Das plötzliche Bremsversagen war auf den ersten Blick unerklärlich. Der Bremsflüssigkeitsstand war in Ordnung, das Bremssystem zeigte kein Leck und Bremsbeläge und Bremsscheiben und -trommeln waren in Ordnung. Doch als ein Gutachter die Bremsflüssigkeit prüfte, war das Rätsel schnell gelöst - sie war schlicht "überaltert", hätte schon längst getauscht werden müssen.

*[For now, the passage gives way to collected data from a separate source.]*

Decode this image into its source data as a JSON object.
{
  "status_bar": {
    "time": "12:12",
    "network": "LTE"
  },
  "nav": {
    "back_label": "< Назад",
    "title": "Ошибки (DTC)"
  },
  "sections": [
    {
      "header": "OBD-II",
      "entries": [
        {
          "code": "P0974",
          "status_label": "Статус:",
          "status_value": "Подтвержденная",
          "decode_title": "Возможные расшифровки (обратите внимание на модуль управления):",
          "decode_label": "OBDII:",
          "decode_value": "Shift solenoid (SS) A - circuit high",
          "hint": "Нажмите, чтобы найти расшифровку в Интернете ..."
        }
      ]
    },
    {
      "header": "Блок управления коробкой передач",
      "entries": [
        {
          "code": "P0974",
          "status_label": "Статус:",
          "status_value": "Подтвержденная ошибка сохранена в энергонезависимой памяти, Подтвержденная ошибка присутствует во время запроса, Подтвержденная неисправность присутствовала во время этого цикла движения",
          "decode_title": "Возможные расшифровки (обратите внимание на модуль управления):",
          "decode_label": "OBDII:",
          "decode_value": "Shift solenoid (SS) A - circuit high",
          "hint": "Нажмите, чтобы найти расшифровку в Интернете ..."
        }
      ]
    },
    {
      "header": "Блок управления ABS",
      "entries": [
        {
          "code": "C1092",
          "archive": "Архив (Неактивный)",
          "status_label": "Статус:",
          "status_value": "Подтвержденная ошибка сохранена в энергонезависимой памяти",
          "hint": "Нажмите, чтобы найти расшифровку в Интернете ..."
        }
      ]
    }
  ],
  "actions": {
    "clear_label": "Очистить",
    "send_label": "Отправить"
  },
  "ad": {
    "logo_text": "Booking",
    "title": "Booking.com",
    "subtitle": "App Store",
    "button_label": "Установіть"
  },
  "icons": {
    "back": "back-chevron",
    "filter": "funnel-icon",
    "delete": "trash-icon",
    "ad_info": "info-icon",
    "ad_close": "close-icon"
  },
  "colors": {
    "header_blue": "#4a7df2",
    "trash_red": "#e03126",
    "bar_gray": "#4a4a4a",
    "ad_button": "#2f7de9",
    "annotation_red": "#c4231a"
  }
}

Bei Bremsflüssigkeit geht es um einen Verschleiß einer ganz besonderen Art. Denn sie nimmt begierig Wasser auf, ist hygroskopisch. Für die Feuchtigkeit aus der Umgebung sind die Bremsschläuche keine unüberwindliche Barriere, so dass Wasser in winzigen Mengen ins Bremssystem diffundiert. Diese Feuchtigkeit wird von der Bremsflüssigkeit aufgenommen. Dabei verändern sich ihre Eigenschaften. Denn je mehr Wasser sie aufnimmt, desto tiefer sinkt ihr Siedepunkt.

Siedet neue Bremsflüssigkeit bei 205 Grad, so sinkt dieser Wert bei einem Wassergehalt von rund 3,5Prozent auf 140 Grad Celsius. Wird nun, etwa bei einer Gefällefahrt, die Bremse stark beansprucht und entsprechend heiß, dann kann die Bremsflüssgkeit in den Radbremszylindern so weit aufgeheizt werden, dass sie zu sieden beginnt. Und aus dem Wasser bilden sich dann Dampfblasen. Dann allerdings ist auch beim kräftigsten Tritt aufs Bremspedal keine Bremswirkung mehr zu erzielen.

Es ist also alles andere als eine für die Werkstätten erfreuliche "Masche" zum Geldverdienen, wenn Fachleute fordern, die Bremsflüssigkeit spätestens alle zwei Jahre komplett zu erneuern. Wer mit einem älteren Gebrauchten unterwegs ist, der schon lange keine Werkstatt mehr gesehen hat, sollte auch die Bremsflüssigkeit prüfen lassen. Zwar ist "überalterte" Bremsflüssigkeit beim normalen Kurzstreckenverkehr in der Stadt kein so großes Problem. Doch wenn man bei der ersten starken Beanspruchung der Bremsen etwa im Gebirge plötzlich ins Leere tritt, dann ist es zu spät.